Looking at the source / destination pairs I could see there was more than one set of connections intermingled so I guessed mine was the one with the source port of 52264 as 62084 was sending SQLBatch tds packets and I wasn't getting that far, so a change of the filter from "tds" to "tcp.port == 52264" and we have a trace with just our traffic:
So what is all this? Well, a SQL Server connection goes like this (forget about silly things like local connections and named pipes, this is just TCP connections obviously):
1 - Create a TCP connection:
Client - Hi Server, I want to create a TCP connection to port (probably) 1433
Server - OK, go on then
Client - Thanks, I will then
The "S" in the "Flags" part of the summary for each packet is short for SYNCHRONIZE and it is TCP's way of saying Hello, the client sends a S, the server responds to the S with an A for ACKNOWLEDGEMENT and sends its own S for SYNCHRONIZE, the client then hilariously replies to the server's S with its own A. To put it another way:
"The SYN, SYN ACK, ACK" TCP handshake.
2 - Create a TDS connection
Now this is where life jumps into the fact lane, go back to google grab the [MS-TDS] spec (https://msdn.microsoft.com/en-us/library/dd304523.aspx) and read it :). Done? Good so you know the sequence to create a TDS connection over the previous TCP connection is:
First the client sends a PRELOGIN packet, this is unencrypted and works with basically any decent version of TDS from 4.2 upwards.

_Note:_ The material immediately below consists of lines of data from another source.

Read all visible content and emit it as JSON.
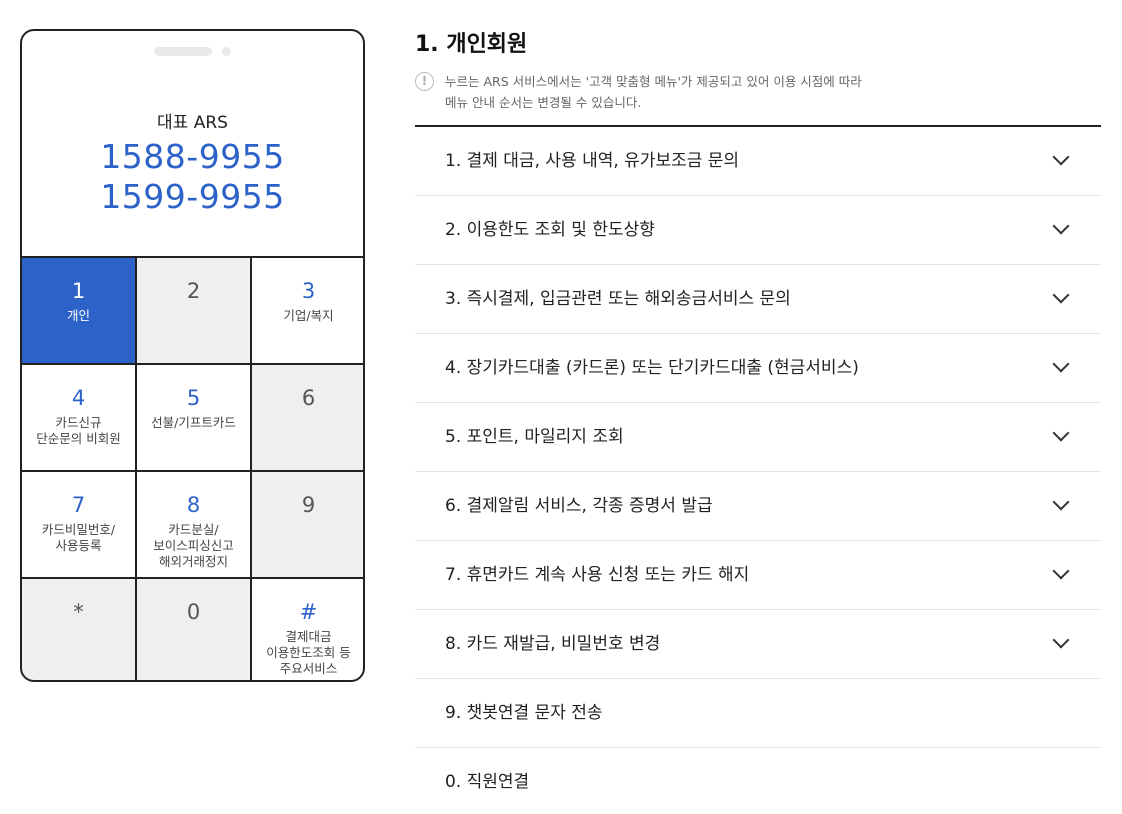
{
  "phone": {
    "ars_label": "대표 ARS",
    "numbers": [
      "1588-9955",
      "1599-9955"
    ],
    "keys": [
      {
        "num": "1",
        "desc": "개인",
        "state": "active"
      },
      {
        "num": "2",
        "desc": "",
        "state": "gray"
      },
      {
        "num": "3",
        "desc": "기업/복지",
        "state": "normal"
      },
      {
        "num": "4",
        "desc": "카드신규\n단순문의 비회원",
        "state": "normal"
      },
      {
        "num": "5",
        "desc": "선불/기프트카드",
        "state": "normal"
      },
      {
        "num": "6",
        "desc": "",
        "state": "gray"
      },
      {
        "num": "7",
        "desc": "카드비밀번호/\n사용등록",
        "state": "normal"
      },
      {
        "num": "8",
        "desc": "카드분실/\n보이스피싱신고\n해외거래정지",
        "state": "normal"
      },
      {
        "num": "9",
        "desc": "",
        "state": "gray"
      },
      {
        "num": "*",
        "desc": "",
        "state": "gray"
      },
      {
        "num": "0",
        "desc": "",
        "state": "gray"
      },
      {
        "num": "#",
        "desc": "결제대금\n이용한도조회 등\n주요서비스",
        "state": "normal"
      }
    ]
  },
  "section": {
    "title": "1. 개인회원",
    "notice_icon": "!",
    "notice": "누르는 ARS 서비스에서는 '고객 맞춤형 메뉴'가 제공되고 있어 이용 시점에 따라\n메뉴 안내 순서는 변경될 수 있습니다.",
    "items": [
      {
        "label": "1. 결제 대금, 사용 내역, 유가보조금 문의",
        "expandable": true
      },
      {
        "label": "2. 이용한도 조회 및 한도상향",
        "expandable": true
      },
      {
        "label": "3. 즉시결제, 입금관련 또는 해외송금서비스 문의",
        "expandable": true
      },
      {
        "label": "4. 장기카드대출 (카드론) 또는 단기카드대출 (현금서비스)",
        "expandable": true
      },
      {
        "label": "5. 포인트, 마일리지 조회",
        "expandable": true
      },
      {
        "label": "6. 결제알림 서비스, 각종 증명서 발급",
        "expandable": true
      },
      {
        "label": "7. 휴면카드 계속 사용 신청 또는 카드 해지",
        "expandable": true
      },
      {
        "label": "8. 카드 재발급, 비밀번호 변경",
        "expandable": true
      },
      {
        "label": "9. 챗봇연결 문자 전송",
        "expandable": false
      },
      {
        "label": "0. 직원연결",
        "expandable": false
      }
    ]
  }
}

After the PRELOGIN packet, we get some TLS traffic so SQL can encrypt the LOGIN7 packet. This can be "man in the middle'd" unless you have "Trust server certificate" set to false, so if your not on a LAN make sure you always do that.
We'll skip the TLS setup stuff and can't see the response to the LOGIN7 packet as it is encrypted but we do see the response to the LOGNI7 packet which includes some NTLM setup guff which we don't care about here.
Once the connection is validated and the user logged on, we get the response to the login:
Now what happens in a login response is SQL says lots of nice things to us like "your database is now XXX" and "your language is XXX". It does this by sending a series of tokens that are the ENVCHANGE (environment change) token and also an INFO token which is the message you see written to the "messages" window in SSMS.
If we look at some of the tokens we see our first token is an ENVCHANGE with a token type of 1 = DATABASE which is a change database context token:
I'll leave you to go through any other TOKENS you like and jump onto the last token in the packet which is again an ENVCHANGE but packet analyzer doesn't recognise the TOKEN which is of type 20 (0x14). Jump back to the [MS-TDS] docs for ENVCHANGE TOKEN 20 and we see:
HOOPLA!, token 20 is an ENVCHANGE token that routes the client from one host to another, if we examine it we see the name of the server we will be redirected to:
Anyway, now to put the correct domain name in the routing list!
PS, Just to finish off the connection we can see the F flag sent from the client, the server responding with its own F and an A and then the client sends its own A and then nothing else happens. I will leave you to figure what this last bit was about and for bonus points have a look at why people don't use R or RESET (or RST) to close connections!